ALDEFLUOR reagent (Stem Cell Technologies, Inc.) was used for the immunofluorescent detection of intracellular ALDH enzyme activity. In some experiments, cells were costained with phycoerythrin-conjugated antihuman CD133/1 antibody (Miltenyi Biotec). In the latter case, isotype-matched mouse immunoglobulins were incorporated as controls. All samples were analyzed and sorted with BD FACSVantage SE cell sorter and CellQuest software (BD Biosciences). Aliquots of CD133⁺ALDH⁺, CD133⁺ALDH⁻, and CD133⁻ALDH⁻ sorted cells were evaluated for purity with a FACSCalibur (BD Biosciences) using the ALDEFLUOR Kit (Stem Cell Technologies) and phycoerythrin-conjugated antihuman CD133/2 antibody (Miltenyi Biotec).

For the first dimension, 150-μg proteins were separated on a precast immobilized pH gradient strip (pH 4-10, 18 cm; Amersham Biosciences). Separation in the second dimension was done on 12.5% polyacrylamide/bis gel. Gels were fixed overnight and stained with PlusOne Silver Staining Kit (Amersham Biosciences) according to the manufacturer's protocol. Stained gels were scanned with an ImageScanner and analyzed and quantified with ImageMaster 2D Platinum software (Amersham Biosciences). For comparison of protein levels among gels, normalization was done against the total intensity of all spots present in the gel. Only those significantly different spots (2-fold increase or decrease) were selected for analysis by MS.

Proteins of interest were excised from gels and digested with trypsin. MS analyses were done on an ABI4700 Voyage-DE STR matrix-assisted laser desorption/ionization-time of flight MS (Applied Biosystems). Generated data were searched via the Mascot search engine to obtain protein identity by undertaking the peptide mass fingerprinting approach.

Quantified protein lysates were resolved on SDS-PAGE gel, transferred onto a polyvinylidene difluoride membrane (Millipore), and immunoblotted with mouse anti-human CD133/1 (Miltenyi Biotec), goat anti-human ALDH1A1 (Santa Cruz Biotechnology), or goat anti-human β-actin (Santa Cruz Biotechnology), followed by incubation with secondary horseradish peroxidase. Blots were visualized by enhanced chemiluminescence (Amersham Biosciences).

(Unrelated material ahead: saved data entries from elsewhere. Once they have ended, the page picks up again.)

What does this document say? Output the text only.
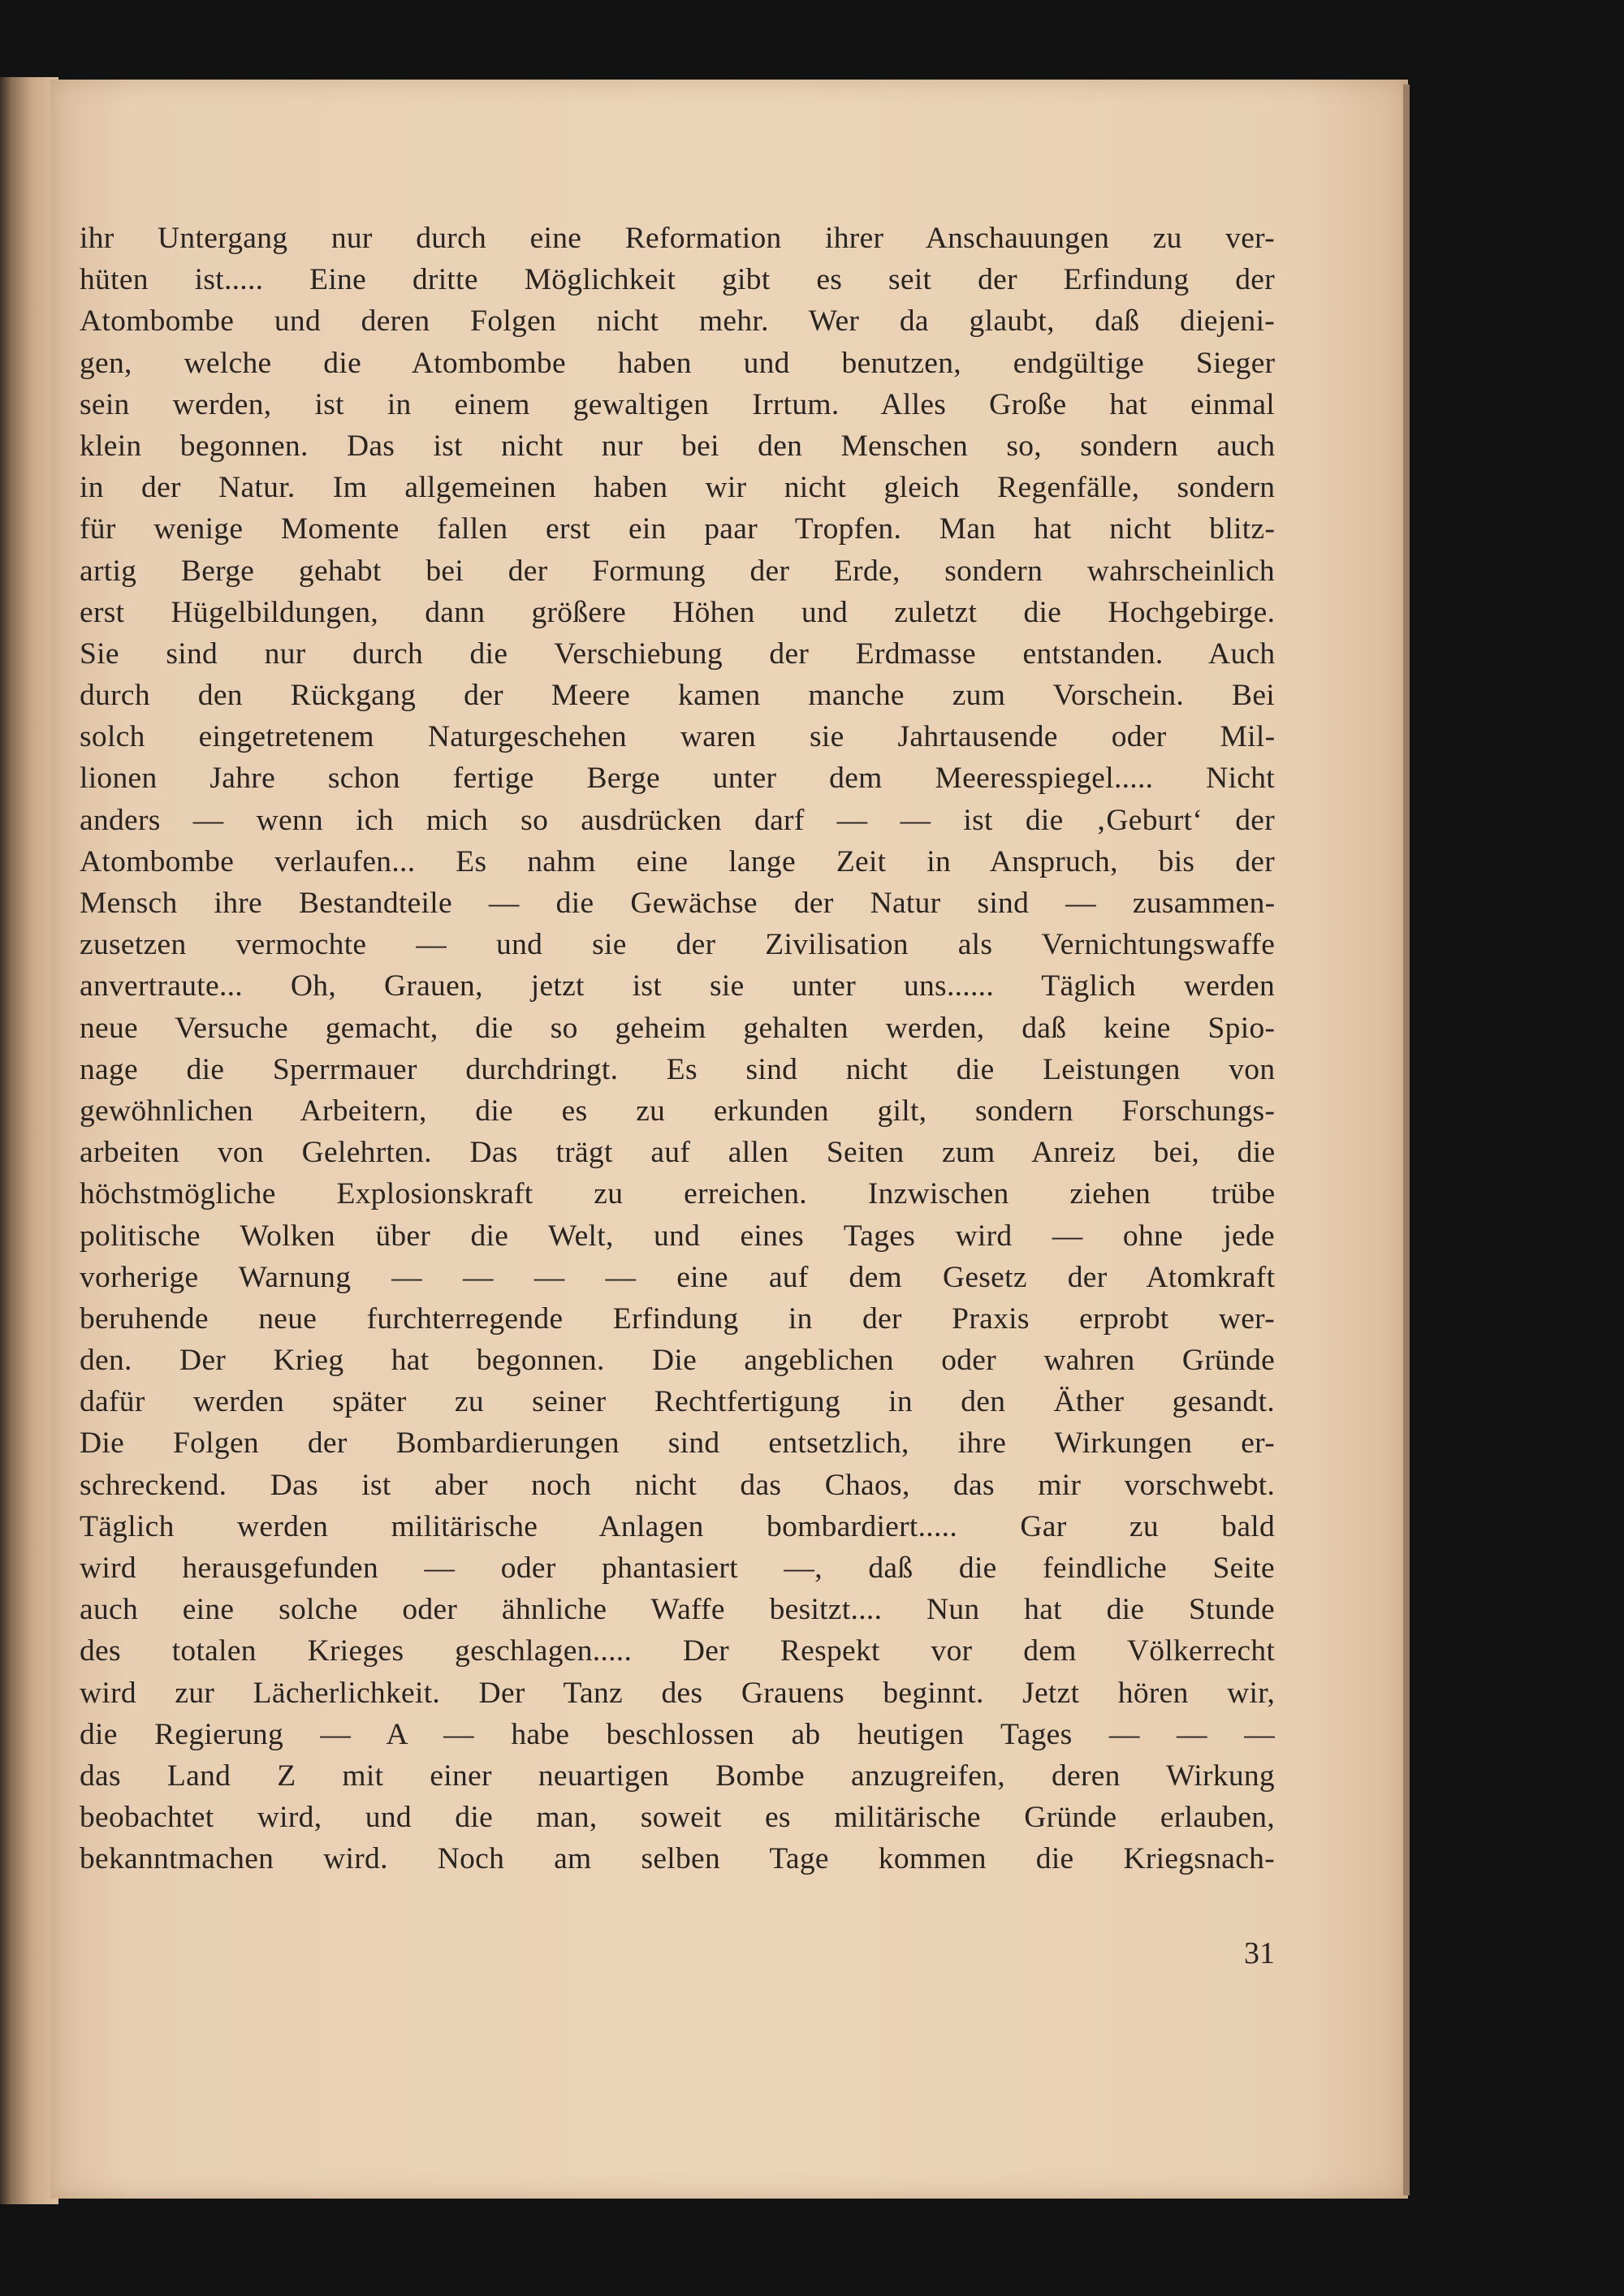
ihr Untergang nur durch eine Reformation ihrer Anschauungen zu ver-
hüten ist..... Eine dritte Möglichkeit gibt es seit der Erfindung der
Atombombe und deren Folgen nicht mehr. Wer da glaubt, daß diejeni-
gen, welche die Atombombe haben und benutzen, endgültige Sieger
sein werden, ist in einem gewaltigen Irrtum. Alles Große hat einmal
klein begonnen. Das ist nicht nur bei den Menschen so, sondern auch
in der Natur. Im allgemeinen haben wir nicht gleich Regenfälle, sondern
für wenige Momente fallen erst ein paar Tropfen. Man hat nicht blitz-
artig Berge gehabt bei der Formung der Erde, sondern wahrscheinlich
erst Hügelbildungen, dann größere Höhen und zuletzt die Hochgebirge.
Sie sind nur durch die Verschiebung der Erdmasse entstanden. Auch
durch den Rückgang der Meere kamen manche zum Vorschein. Bei
solch eingetretenem Naturgeschehen waren sie Jahrtausende oder Mil-
lionen Jahre schon fertige Berge unter dem Meeresspiegel..... Nicht
anders — wenn ich mich so ausdrücken darf — — ist die ‚Geburt‘ der
Atombombe verlaufen... Es nahm eine lange Zeit in Anspruch, bis der
Mensch ihre Bestandteile — die Gewächse der Natur sind — zusammen-
zusetzen vermochte — und sie der Zivilisation als Vernichtungswaffe
anvertraute... Oh, Grauen, jetzt ist sie unter uns...... Täglich werden
neue Versuche gemacht, die so geheim gehalten werden, daß keine Spio-
nage die Sperrmauer durchdringt. Es sind nicht die Leistungen von
gewöhnlichen Arbeitern, die es zu erkunden gilt, sondern Forschungs-
arbeiten von Gelehrten. Das trägt auf allen Seiten zum Anreiz bei, die
höchstmögliche Explosionskraft zu erreichen. Inzwischen ziehen trübe
politische Wolken über die Welt, und eines Tages wird — ohne jede
vorherige Warnung — — — — eine auf dem Gesetz der Atomkraft
beruhende neue furchterregende Erfindung in der Praxis erprobt wer-
den. Der Krieg hat begonnen. Die angeblichen oder wahren Gründe
dafür werden später zu seiner Rechtfertigung in den Äther gesandt.
Die Folgen der Bombardierungen sind entsetzlich, ihre Wirkungen er-
schreckend. Das ist aber noch nicht das Chaos, das mir vorschwebt.
Täglich werden militärische Anlagen bombardiert..... Gar zu bald
wird herausgefunden — oder phantasiert —, daß die feindliche Seite
auch eine solche oder ähnliche Waffe besitzt.... Nun hat die Stunde
des totalen Krieges geschlagen..... Der Respekt vor dem Völkerrecht
wird zur Lächerlichkeit. Der Tanz des Grauens beginnt. Jetzt hören wir,
die Regierung — A — habe beschlossen ab heutigen Tages — — —
das Land Z mit einer neuartigen Bombe anzugreifen, deren Wirkung
beobachtet wird, und die man, soweit es militärische Gründe erlauben,
bekanntmachen wird. Noch am selben Tage kommen die Kriegsnach-
31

Total RNA was isolated with TRIzol reagent (Invitrogen), and complementary DNA (cDNA) was synthesized with an Advantage RT-for-PCR Kit (Clontech Laboratories) according to the manufacturer's instructions. cDNA was subjected to quantitative PCR with a SYBR Green PCR Kit (Applied Biosystems) using primers listed in Supplementary Table S1. Amplification protocol consisted of incubations at 95°C for 15s, 60°C for 1 min, and 72°C for 1 min for 40 cycles. Quantification was done using the ABI PRISM 7900HT Sequence Detection System (Applied Biosystems). All quantitative PCR reactions were done in triplicate. The C_T of each gene of interest [C_T(gene of interest) test] in each sample was normalized with control β-actin [C_T(β-actin) test] for RNA amount variation and calibrator for plate-to-plate variation using the following formula: ΔC_T(test) = C_T(gene of interest) test − C_T(β-actin) test. Relative expression level was presented as the relative fold change and calculated using the following formula: 2^−ΔΔC_T = [C_T(gene of interest) − C_T(β-actin)]test − [C_T(gene of interest) − C_T(β-actin)]calibrator.

Experiments were done as previously described (10).

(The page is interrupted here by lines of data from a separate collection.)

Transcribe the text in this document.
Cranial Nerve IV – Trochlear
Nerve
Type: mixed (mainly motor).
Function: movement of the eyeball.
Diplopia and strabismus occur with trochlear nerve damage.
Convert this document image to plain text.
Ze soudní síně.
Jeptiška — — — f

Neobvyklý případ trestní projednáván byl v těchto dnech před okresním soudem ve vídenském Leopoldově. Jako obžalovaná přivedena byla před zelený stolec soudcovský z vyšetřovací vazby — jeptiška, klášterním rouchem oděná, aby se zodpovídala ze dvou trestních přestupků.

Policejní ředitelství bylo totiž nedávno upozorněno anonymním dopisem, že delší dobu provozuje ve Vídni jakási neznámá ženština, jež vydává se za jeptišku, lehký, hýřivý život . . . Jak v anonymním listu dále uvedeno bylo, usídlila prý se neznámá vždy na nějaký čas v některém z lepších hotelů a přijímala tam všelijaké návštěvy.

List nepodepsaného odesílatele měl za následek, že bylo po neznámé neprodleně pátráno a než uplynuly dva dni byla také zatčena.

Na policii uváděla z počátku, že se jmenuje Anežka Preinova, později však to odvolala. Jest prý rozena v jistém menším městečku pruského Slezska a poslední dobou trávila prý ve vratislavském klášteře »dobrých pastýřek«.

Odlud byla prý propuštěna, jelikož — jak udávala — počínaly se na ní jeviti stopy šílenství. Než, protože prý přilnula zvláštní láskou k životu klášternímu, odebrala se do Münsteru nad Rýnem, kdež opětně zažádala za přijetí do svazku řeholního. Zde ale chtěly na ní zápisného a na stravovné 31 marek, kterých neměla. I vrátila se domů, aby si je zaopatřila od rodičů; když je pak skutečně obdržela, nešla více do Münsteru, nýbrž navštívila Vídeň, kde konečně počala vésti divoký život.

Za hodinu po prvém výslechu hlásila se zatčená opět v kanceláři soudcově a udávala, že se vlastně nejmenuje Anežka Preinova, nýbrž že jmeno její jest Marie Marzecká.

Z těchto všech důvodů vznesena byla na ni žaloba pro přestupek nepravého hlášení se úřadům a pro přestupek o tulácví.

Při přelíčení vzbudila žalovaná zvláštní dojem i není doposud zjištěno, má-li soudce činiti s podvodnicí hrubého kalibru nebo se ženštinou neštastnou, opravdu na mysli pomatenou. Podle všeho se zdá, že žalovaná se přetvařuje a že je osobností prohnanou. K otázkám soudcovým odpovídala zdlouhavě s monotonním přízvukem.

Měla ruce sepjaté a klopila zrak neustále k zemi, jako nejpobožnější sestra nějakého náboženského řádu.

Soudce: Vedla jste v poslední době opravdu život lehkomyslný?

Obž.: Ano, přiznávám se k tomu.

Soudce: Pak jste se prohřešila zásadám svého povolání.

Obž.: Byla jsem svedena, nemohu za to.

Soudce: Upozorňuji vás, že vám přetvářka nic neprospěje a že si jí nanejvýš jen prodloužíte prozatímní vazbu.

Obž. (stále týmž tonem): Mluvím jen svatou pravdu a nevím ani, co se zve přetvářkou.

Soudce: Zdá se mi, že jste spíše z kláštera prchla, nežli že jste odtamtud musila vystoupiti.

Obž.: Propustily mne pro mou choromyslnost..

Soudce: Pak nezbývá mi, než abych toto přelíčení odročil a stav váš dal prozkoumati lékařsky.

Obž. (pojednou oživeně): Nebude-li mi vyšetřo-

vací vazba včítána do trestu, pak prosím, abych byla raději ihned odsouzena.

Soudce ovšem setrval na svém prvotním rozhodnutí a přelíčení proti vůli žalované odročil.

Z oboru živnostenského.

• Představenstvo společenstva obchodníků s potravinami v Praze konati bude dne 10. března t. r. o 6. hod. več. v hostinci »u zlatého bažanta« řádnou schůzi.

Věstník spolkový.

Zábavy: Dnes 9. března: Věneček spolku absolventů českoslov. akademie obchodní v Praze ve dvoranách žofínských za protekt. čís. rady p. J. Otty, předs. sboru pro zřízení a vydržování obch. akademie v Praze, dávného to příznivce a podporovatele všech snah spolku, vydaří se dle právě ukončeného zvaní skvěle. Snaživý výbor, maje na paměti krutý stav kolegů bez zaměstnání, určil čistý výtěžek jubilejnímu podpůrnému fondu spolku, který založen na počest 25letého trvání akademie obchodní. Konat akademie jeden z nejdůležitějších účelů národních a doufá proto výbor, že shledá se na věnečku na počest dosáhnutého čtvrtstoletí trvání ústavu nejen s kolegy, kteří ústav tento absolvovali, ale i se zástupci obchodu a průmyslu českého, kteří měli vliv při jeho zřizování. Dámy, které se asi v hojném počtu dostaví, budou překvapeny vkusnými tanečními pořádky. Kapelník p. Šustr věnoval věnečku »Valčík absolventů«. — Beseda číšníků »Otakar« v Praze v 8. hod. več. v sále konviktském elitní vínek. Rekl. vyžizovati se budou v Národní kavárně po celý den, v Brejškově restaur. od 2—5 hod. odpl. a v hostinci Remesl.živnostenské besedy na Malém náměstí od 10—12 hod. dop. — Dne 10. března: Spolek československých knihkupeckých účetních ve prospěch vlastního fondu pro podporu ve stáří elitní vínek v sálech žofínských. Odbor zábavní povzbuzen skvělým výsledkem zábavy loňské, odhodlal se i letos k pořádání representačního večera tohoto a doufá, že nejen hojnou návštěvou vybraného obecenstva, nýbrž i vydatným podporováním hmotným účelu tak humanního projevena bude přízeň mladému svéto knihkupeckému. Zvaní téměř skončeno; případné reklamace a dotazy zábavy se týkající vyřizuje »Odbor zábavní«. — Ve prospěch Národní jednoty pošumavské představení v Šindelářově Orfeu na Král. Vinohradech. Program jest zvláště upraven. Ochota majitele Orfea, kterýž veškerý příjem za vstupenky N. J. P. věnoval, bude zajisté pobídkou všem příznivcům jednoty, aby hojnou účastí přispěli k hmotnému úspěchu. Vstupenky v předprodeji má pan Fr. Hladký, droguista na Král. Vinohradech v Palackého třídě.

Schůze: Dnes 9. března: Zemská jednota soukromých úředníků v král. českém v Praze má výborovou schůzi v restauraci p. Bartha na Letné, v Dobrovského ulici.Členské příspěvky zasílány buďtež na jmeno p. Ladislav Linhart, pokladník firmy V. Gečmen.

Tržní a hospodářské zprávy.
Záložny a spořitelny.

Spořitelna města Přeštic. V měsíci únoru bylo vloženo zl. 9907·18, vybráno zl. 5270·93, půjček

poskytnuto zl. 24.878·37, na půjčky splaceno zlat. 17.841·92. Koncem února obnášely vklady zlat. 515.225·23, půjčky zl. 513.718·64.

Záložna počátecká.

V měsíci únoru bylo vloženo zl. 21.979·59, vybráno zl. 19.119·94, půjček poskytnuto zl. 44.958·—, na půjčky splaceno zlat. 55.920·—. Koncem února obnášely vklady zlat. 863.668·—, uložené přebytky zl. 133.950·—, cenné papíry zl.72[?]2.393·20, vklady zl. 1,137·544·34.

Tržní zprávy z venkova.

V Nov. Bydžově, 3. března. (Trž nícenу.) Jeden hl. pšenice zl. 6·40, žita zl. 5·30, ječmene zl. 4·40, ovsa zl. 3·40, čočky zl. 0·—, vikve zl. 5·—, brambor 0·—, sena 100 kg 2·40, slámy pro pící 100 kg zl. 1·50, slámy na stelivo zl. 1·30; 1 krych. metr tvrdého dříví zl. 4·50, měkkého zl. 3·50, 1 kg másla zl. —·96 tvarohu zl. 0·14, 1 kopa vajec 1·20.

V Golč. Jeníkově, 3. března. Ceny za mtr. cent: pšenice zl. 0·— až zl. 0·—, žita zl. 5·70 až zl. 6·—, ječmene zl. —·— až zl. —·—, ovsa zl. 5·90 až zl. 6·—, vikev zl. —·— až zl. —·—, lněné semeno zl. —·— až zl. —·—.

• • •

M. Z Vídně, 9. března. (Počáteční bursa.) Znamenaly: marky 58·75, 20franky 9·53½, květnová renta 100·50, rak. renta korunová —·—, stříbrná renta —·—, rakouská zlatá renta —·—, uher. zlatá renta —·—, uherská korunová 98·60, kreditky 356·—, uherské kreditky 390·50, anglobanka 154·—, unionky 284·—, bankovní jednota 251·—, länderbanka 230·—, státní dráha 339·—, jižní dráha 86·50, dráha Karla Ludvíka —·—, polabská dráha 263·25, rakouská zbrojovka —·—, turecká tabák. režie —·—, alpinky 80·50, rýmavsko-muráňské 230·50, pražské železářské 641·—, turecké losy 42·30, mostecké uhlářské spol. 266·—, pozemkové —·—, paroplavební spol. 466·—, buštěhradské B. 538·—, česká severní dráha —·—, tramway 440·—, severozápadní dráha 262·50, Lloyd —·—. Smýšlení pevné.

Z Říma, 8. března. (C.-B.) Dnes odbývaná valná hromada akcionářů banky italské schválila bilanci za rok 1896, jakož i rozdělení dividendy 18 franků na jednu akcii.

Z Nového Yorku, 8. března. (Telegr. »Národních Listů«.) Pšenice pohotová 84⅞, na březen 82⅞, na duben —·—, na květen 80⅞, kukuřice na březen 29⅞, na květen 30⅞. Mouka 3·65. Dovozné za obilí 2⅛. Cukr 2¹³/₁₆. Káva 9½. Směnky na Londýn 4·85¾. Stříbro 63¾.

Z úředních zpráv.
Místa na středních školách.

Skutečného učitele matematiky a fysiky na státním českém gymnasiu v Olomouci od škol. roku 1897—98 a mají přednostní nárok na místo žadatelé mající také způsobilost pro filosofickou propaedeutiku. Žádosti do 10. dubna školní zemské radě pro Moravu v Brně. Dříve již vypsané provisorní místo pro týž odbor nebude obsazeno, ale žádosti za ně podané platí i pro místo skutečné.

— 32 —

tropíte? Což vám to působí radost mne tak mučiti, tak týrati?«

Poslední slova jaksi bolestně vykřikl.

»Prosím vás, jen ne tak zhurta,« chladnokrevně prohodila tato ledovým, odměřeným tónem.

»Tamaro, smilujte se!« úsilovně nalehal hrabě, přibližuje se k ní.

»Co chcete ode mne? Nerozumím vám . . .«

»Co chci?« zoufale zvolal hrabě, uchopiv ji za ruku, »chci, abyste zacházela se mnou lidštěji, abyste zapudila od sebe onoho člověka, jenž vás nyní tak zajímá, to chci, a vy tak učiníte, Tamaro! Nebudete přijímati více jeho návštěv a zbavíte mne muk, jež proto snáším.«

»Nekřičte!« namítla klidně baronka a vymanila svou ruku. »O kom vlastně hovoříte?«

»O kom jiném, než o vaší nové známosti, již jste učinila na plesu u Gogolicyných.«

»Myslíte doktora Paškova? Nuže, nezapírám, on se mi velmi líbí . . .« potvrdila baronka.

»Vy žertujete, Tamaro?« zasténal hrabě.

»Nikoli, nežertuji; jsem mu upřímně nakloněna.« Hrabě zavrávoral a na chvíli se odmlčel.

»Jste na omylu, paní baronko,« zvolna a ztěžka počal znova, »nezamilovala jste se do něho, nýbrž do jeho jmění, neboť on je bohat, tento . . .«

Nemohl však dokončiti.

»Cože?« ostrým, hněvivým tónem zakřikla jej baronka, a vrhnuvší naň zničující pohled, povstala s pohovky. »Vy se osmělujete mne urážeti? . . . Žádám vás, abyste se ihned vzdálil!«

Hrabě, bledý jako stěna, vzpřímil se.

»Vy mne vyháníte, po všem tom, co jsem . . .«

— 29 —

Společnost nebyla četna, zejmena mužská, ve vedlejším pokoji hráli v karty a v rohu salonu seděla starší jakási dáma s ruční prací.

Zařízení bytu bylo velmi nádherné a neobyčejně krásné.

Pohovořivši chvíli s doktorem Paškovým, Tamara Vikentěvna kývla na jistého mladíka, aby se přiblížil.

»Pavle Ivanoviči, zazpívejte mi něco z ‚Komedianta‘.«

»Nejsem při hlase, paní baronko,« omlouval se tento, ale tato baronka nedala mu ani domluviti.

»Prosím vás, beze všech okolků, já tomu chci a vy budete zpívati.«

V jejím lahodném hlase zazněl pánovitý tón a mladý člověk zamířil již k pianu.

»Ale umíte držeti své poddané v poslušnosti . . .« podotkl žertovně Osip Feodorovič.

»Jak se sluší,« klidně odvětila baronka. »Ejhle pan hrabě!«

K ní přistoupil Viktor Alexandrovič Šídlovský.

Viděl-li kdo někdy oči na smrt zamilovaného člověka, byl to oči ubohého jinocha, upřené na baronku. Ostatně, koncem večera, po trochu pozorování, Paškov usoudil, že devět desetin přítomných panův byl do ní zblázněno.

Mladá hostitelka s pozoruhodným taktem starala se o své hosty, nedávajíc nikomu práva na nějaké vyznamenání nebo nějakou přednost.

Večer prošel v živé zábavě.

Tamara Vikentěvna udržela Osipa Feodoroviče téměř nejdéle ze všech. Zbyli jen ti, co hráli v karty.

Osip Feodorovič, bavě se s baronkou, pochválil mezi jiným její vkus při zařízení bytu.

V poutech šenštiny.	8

Experiments were done as previously described (10).

The study protocol was done in accordance with the Committee of the Use of Live Animals in Teaching and Research at The University of Hong Kong. SCID mice, ages between 4 and 8 wk, were used to test the tumorigenicity potential of sorted cells. Observation for growth of tumors was done as previously described (10).

Statistical analysis was done by applying the independent t test using Microsoft Office Excel software. Statistical significance was declared if P < 0.05.

No potential conflicts of interest were disclosed.

We thank Fai Ng of the Department of Microbiology of the University of Hong Kong for his expert help with cell sorting analysis.